The importance of adverse media checks in today’s AML environment
Any company has an obligation to its shareholders to protect its reputation. And especially in the anti-money laundering (AML) world, where bad or negative news equates to reputational risk, monitoring potential clients, customers, counterparties and employees for adverse media is crucial.
Adverse media or negative news is defined as any kind of unfavorable information and can be found across a wide variety of sources – not only more ‘traditional’ news outlets. The risks associated with conducting business with persons or companies having an adverse media profile are many and varied. Adverse media checks can reveal involvement with money laundering, financial fraud, drug trafficking, financial threat, organised crime, financial terrorism and more. These links pose a serious threat to firms’ reputations and can lead to legal repercussions, especially if these firms operate within a regulated sector.

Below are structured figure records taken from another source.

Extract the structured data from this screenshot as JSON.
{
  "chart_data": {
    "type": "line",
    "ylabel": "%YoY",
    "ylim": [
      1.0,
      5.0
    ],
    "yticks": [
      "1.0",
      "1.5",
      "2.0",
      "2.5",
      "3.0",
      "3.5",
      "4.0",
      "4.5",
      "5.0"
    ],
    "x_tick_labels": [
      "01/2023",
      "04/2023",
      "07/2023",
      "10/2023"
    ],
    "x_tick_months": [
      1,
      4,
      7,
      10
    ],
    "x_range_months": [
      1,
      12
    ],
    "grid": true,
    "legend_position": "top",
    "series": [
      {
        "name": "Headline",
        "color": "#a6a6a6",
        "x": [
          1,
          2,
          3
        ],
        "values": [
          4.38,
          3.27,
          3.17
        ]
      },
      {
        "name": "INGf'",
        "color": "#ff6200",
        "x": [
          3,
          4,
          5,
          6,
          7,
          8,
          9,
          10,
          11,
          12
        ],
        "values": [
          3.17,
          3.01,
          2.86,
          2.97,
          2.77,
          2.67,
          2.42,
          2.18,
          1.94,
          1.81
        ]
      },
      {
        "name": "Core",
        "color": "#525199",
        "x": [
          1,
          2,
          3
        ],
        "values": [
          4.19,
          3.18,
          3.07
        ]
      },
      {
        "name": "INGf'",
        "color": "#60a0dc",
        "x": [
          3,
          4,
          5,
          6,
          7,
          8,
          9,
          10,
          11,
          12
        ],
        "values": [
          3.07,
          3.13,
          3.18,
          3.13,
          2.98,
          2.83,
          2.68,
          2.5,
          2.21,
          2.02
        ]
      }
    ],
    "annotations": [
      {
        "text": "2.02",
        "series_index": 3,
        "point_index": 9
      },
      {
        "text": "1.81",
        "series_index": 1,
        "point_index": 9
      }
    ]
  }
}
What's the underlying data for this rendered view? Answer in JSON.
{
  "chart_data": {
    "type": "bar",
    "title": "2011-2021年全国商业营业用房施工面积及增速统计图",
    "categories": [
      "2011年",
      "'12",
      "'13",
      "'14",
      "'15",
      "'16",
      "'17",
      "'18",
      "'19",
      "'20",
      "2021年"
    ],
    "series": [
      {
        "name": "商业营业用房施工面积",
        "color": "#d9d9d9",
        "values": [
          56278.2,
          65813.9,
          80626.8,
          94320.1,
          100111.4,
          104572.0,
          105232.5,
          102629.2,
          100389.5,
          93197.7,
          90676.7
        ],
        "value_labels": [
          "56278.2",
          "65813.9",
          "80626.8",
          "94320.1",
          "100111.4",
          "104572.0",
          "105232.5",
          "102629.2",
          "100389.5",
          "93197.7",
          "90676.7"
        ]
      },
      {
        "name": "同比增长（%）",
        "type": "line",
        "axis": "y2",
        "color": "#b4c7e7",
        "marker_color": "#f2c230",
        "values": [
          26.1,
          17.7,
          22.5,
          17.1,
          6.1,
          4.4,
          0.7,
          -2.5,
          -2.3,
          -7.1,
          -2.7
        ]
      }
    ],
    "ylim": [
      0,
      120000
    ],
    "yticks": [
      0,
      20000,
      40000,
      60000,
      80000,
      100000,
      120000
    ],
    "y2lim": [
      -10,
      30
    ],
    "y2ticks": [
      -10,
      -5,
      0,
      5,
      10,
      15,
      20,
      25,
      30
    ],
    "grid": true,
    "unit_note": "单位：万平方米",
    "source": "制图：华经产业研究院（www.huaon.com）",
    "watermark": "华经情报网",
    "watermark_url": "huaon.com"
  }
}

Despite the pressing need for efficient, effective adverse media monitoring, current solutions are seriously flawed. Traditional processes usually group customers into “risk buckets” of low-, medium-, and high-risk. To be compliant with basic EDD requirements, high-risk clients must be monitored on an ongoing basis. But the processes by which people are classed as high-risk and subsequently monitored often leave much to be desired. Institutions use internet searches and news articles to perform manual searches for negative news on each individual high-risk client. Then, compliance staff must review these potential matches to determine whether the person named in media stories is actually the individual they are investigating. This type of search might uncover useful information, but it is incredibly labor-intensive and means high compliance costs for institutions. The limits inherent in manual monitoring also mean that some media sources may be missed. Moreover, these searches provide only a static snapshot of risk levels; in a world where media coverage updates by the second, this is wholly inadequate. And, lastly, traditional adverse media monitoring solutions make it difficult to manage record keeping and audit capability.

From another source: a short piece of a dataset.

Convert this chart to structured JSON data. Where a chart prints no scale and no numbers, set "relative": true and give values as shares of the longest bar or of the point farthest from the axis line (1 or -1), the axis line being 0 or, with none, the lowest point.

In this fast-paced media landscape, a process reliant on user-initiated searches cannot compete with automated approaches that notify institutions when there is something of interest. Similarly, traditional bucket assessments may categorise a customer as low-risk when, in reality, their risk profile is significantly greater once social links and newsworthiness are considered. By analysing an individual profile in the context of its social network links and any adverse media—either direct or through social links—institutions can make a more accurate assessment of risk.